Metaphors work, as I’ve pointed out. But what you want is for them to work well. You’re looking for them to help out your marriage. So, choose a metaphor that will help you.
4. The image should be “contagious” and appealing. It should be something that people can understand quickly.
Hallmark does so well because it uses metaphors that appeal to us. Your job is to find something that appeals specifically to you, but is completely graspable by your community.
Part of the lovely nature of metaphor is that it takes something complex and simplifies it for us. OH, your love is like a game of tennis between two friendly and seasoned competitors. Good volleys, interesting shots, as much interest in an enjoyable game as in winning the point. (No, really, there are people like that!)
Tip: Find a metaphor that is attractive. Something you would want in your life on a daily basis. Something simple you can work with on a daily basis and then let it help you grow a great marriage.
You want metaphors that last through time because you want your marriage to last through time. Therefore:
3. The image should be enduring.
Even flowers have cycles. So build an image that includes the cycles, the fragility and the strength that lie behind the blossom.
So if you’re going to talk about a rose, don’t just talk about the blossom. Remember what Linda Ronstadt’s song said: “Love is a rose, you’d better not pick it, it only grows when it’s on the vine. Handful of thorns and you know you’ve missed it, lose your love when you say the word mine.”
Tip: If you’re going to use something like a rose, use the bush, rather than the cut flower. Celebrate the way the flower blossoms and then turns inside during winter. You can find stuff to work with here that will make your wedding ceremony sparkle and your marriage sizzle.
For metaphors to work well, they need to have reference to our lives. Once we’ve set them up, the more reminders we have of them, the stronger the connections they’ll make for us.
2. The image should be pertinent to where you are.
If you’re starting out your life on the prairie, don’t choose the ocean as your metaphor. The prairie offers plenty of wide expanses for exploring! Do you live in a city, where life is vibrant, pulsing and exciting.
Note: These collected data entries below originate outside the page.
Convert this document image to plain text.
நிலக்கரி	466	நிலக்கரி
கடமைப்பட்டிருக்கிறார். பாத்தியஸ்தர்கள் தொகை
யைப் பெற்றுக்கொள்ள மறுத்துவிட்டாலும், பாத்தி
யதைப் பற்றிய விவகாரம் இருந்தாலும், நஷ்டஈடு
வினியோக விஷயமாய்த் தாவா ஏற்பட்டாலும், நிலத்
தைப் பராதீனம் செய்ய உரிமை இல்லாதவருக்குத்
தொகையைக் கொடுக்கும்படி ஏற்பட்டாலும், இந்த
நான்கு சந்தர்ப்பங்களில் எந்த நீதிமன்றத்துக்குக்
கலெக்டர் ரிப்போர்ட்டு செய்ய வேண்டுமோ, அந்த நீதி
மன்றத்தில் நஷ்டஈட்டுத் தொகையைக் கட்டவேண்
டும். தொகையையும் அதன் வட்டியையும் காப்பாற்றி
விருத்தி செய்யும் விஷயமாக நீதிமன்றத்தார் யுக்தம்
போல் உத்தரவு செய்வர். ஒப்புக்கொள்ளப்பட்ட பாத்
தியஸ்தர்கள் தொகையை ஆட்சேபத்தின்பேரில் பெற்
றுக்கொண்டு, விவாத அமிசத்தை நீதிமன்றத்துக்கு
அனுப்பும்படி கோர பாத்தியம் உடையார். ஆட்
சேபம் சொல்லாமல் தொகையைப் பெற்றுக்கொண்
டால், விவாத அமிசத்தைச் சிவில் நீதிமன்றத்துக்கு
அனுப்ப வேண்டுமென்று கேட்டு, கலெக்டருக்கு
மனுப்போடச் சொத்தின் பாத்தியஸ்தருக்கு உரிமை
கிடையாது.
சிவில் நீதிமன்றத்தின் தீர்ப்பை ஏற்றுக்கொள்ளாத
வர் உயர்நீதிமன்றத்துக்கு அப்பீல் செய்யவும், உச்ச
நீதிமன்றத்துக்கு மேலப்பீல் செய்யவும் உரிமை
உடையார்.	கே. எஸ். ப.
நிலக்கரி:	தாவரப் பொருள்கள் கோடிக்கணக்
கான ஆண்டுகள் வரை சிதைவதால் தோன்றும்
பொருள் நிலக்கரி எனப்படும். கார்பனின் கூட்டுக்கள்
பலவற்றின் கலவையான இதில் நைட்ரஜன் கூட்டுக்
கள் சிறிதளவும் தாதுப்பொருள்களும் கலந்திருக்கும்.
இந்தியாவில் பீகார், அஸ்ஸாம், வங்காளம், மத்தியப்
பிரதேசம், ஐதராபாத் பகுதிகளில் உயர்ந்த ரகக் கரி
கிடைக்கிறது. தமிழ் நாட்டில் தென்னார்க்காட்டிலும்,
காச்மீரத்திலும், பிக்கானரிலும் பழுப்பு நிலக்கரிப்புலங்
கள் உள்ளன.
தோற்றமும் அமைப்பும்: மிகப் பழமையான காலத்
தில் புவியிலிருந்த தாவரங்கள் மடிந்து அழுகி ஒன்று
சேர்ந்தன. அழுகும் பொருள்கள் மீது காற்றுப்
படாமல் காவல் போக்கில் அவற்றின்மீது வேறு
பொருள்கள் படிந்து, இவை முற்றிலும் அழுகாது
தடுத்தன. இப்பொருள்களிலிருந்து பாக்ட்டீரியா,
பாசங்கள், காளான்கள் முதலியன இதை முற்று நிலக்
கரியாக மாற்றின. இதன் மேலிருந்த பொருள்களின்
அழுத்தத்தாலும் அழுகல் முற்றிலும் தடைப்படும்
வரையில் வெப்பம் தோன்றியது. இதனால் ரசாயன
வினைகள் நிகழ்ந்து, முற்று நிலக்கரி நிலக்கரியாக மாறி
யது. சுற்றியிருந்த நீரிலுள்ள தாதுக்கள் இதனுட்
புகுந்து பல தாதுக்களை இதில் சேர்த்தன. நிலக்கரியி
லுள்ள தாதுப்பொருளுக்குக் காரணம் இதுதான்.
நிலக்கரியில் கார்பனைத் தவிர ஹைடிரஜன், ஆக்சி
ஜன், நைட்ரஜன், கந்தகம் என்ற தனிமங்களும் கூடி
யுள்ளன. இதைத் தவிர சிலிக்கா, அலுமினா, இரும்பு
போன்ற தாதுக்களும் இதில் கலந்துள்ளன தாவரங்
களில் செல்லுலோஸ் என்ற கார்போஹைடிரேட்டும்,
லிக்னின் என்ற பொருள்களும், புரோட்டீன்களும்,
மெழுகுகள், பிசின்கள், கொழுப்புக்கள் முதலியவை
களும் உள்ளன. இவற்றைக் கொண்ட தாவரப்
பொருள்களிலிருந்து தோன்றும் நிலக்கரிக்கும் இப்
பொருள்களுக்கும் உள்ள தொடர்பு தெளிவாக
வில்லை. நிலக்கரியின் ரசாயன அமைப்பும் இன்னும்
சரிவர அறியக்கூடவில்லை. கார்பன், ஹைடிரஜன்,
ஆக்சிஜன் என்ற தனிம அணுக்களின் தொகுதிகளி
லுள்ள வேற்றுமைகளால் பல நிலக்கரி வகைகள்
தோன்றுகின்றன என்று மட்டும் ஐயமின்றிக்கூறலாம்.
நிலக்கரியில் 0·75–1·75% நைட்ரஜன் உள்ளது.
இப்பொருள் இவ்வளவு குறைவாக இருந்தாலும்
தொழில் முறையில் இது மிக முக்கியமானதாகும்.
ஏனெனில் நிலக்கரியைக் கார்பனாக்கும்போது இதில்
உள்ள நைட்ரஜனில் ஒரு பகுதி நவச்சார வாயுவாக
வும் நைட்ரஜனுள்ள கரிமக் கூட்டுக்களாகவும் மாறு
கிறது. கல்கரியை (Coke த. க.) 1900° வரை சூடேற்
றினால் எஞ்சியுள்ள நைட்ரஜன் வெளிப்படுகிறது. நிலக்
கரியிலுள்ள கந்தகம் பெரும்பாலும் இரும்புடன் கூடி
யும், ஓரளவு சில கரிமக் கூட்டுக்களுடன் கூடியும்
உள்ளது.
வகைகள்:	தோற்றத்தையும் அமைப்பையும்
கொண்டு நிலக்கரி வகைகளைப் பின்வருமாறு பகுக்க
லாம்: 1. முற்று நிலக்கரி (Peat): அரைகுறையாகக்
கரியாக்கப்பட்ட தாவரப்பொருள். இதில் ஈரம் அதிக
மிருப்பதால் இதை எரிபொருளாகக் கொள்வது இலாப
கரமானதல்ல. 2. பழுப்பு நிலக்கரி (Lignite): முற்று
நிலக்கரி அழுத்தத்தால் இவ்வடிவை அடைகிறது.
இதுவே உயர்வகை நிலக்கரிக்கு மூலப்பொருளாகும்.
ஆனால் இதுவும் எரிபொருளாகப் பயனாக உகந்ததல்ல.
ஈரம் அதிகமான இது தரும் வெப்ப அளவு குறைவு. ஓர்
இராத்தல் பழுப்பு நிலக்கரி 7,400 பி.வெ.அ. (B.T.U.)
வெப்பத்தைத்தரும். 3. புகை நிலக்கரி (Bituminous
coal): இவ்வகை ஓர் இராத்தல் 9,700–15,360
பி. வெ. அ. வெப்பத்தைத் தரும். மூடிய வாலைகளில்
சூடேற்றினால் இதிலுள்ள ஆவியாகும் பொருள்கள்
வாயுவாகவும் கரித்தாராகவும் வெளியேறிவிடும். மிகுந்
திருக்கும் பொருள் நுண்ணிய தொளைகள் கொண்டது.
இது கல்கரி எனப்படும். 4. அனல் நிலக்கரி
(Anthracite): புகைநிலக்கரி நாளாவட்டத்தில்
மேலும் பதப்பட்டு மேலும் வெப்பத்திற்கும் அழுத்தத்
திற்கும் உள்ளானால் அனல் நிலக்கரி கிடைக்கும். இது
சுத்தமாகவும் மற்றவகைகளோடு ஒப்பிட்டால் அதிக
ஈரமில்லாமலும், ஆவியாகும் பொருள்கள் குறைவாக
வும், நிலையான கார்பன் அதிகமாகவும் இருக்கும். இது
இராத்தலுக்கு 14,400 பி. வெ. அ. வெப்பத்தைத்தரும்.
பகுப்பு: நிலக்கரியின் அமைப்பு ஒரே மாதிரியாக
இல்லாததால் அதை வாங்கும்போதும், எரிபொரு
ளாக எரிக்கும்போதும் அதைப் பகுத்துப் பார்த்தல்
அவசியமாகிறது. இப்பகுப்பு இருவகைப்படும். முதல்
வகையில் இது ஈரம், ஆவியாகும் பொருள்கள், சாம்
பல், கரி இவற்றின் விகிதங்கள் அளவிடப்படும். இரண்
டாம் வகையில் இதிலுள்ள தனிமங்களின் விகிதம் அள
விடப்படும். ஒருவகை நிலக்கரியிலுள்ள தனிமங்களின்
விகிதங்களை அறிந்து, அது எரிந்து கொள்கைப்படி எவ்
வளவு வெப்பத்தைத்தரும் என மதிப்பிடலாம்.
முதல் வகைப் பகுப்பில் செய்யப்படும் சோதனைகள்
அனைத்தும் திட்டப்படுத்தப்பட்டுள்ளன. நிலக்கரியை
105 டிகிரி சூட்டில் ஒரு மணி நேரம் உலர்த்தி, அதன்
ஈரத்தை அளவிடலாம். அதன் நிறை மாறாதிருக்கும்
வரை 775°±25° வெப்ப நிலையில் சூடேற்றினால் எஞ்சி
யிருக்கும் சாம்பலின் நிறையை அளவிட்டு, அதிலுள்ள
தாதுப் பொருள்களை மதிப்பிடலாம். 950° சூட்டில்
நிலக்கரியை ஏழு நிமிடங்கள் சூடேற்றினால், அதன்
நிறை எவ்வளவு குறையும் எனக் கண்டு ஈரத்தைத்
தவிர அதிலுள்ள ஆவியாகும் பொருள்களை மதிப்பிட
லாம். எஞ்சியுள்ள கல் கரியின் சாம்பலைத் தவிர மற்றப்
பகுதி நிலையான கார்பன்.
Or in a forest where life is stately and slow?
Tip: think about those things that are essential in your relationship. Then look for a metaphor that speaks to that characteristic. Then, once you’ve found a way to use it in your wedding ceremony, start bringing it into your daily life. If your life is expansive as the prairie is expansive, start taking a daily walk in the prairie. Now you’re not only spending time together, you’re walking that metaphor into your heart and marriage.
You want to find one good metaphor to use at your wedding ceremony. Metaphors can lodge in our psyches and remain there to encourage us. Ritual activities and metaphors that we use ceremonially will remind us for the rest of our life of how we felt when they were first employed. Something as simple as a metaphor can strengthen your marriage for the rest of your life.
1. The image should be pertinent to who you are.
You don’t want to talk about relationship as a stewpot, blending your life into a flavorful broth, if your relationship is built on or at least more like extreme sports. (Be careful about choosing a metaphor or activity that you might not always be able to do. Babies, health, careers can make demands on lives and marriages and triathlon training may not get to be the center of your life always and forever!)
You would only talk about relationship as a stewpot if you LIKED stew, or were foodies. You would only talk about relationship as a journey if you enjoyed journeying together.
Tip: The more familiar the metaphor to your life, the better it will work for you.
Metaphors are those word pictures that allow us to “get it” very quickly.
If you say that your life together is like a pot of fragrant and delicious stew constantly cooking on the stove, constantly changing and transforming, you get a pretty good idea what is important. You are saying that marriage simmers, nurtures, and delights. You are offering a metaphor that will surface time and time again (if you cook). Because every time one of you makes a pot of stew, or even better when you learn to make it together, being respectful of one another’s tendencies with the spices, you will be reminded of your wedding day and the promises you made and the dreams you had for your married life. All that from a stewpot.
Tip: At your wedding ceremony you have the opportunity to create small ritual activities, ones that make sense in your life now and that you will want to carry on for the rest of your life. Repeating an action that occurred in a ritual moment will call back all of the emotions of that moment.